Memperhatikan urgensi ini, khususnya dalam konteks kehidupan orang Toraja masa kini, secara langsung akan menimbulkan beberapa pertanyaan serius. Antara lain, masih tepatkah prinsip itu dipertahankan dan dipengang erat? Ini bukan saja karena mengingat bahwa jaman ini sudah demikian modern untuk sebuah tradisi yang telah berlangsung sangat lama, tetapi juga karena umumnya orang Toraja masa kini adalah penganut Kristen Protestan. Apakah atau adakah relevansi ajaran Kristen terhadap ritual Rambu Solo’? Dapatkah keduanya berjalan sejajar, sebagaimana yang hari ini terjadi di kalangan masyarakat Kristen Toraja? Dari perspektif ajaran Kristen Prostestan yang kesemuanya dibangun berdasarkan Alkitab, setegas tegasnya jawabannya adalah, tidak. Tidak dalam arti, sama sekali tidak memiliki relevansi. Untuk itu, berikut kami akan menyajikan beberapa point sebagai jawaban.

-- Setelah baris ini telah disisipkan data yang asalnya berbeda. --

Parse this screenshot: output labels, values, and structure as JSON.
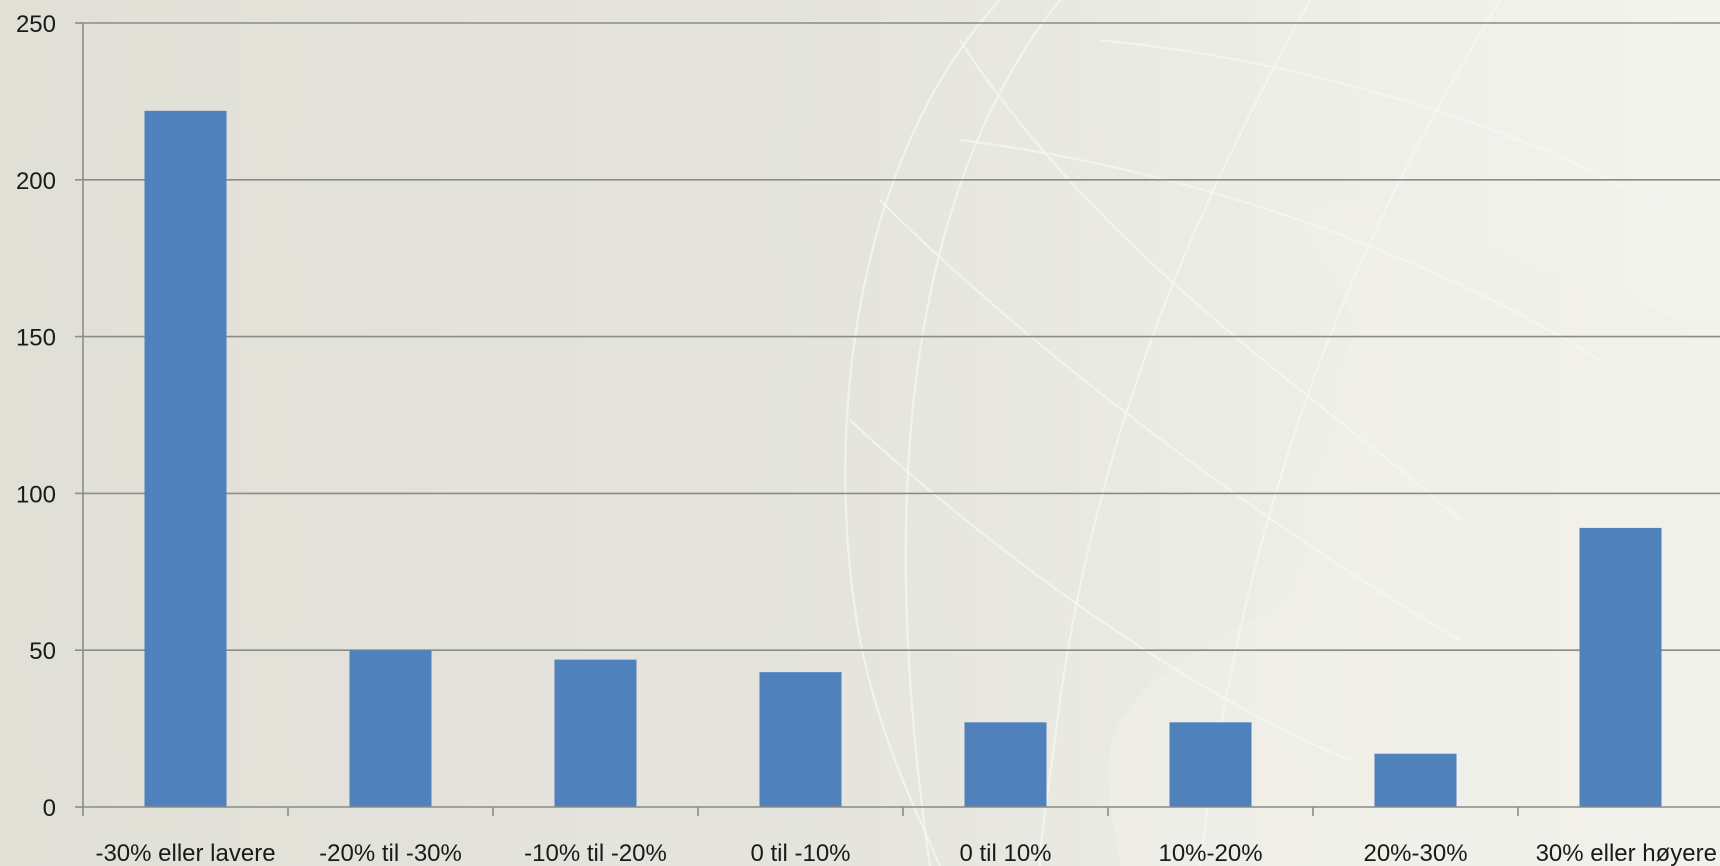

1.      Semua manusia ada sebagai yang diciptakan Tuhan, bukan sudah ada sejak dari kekekalan.
Datang sebagai yang berasal dari kekekalan—puya;surga—adalah keyakinan terpenting dari agama kuno suku Toraja. Inilah tema utama yang menjiwai seluruh pelaksanaan ritual Rambu Solo’.Dapat dikatakan bahwa maksud dari seluruh ritual ini adalah upaya mengembalikan seorang yang dari surga kembali ke tempat asalnya. Karena itu, semua upaya, baik itu persemayaman, penyembihan kerbau, perarakkan, maupun tata cara pemakaman, seluruhnya dipikirkan sedemikian rupa, agar yang bersangkutan dapat kembali dengan “selamat” ke tempat asalnya. Apa yang paling menonjol dari pandangan ini adalah, bahwa manusia tidak bermula sebagai yang diciptakan Tuhan. Semua orang Toraja—baca:yang berasal dari langit—adalah manusia manusia yang ada begitu saja, tanpa melalui proses penciptaan. Hal ini lebih lagi ditegaskan di dalam tatacara penguburan mereka. Sebagaimana sudah dibicarakan di atas, bahwa merupakan suatu kesalahan serius jika jenazah orang Toraja itu menyentuh tanah. Jika itu terjadi, itu sama saja dengan penghinaan besar terhadap asal usul orang bersangkutan. Apa yang sebenarnya hendak ditekankan disini adalah, orang Toraja tidak pernah bermula sebagai ciptaan. Tanah, selain sebagai yang menggambarkan dunia bawah, juga menunjuk kepada materi dasar dari semua mahluk yang diciptakan. Karenanya, menyentuhkan jenazah ke tanah, dipandang sama dengan menganggapnya sebagai ciptaan yang dari tanah. Ini sama sekali tidak boleh terjadi.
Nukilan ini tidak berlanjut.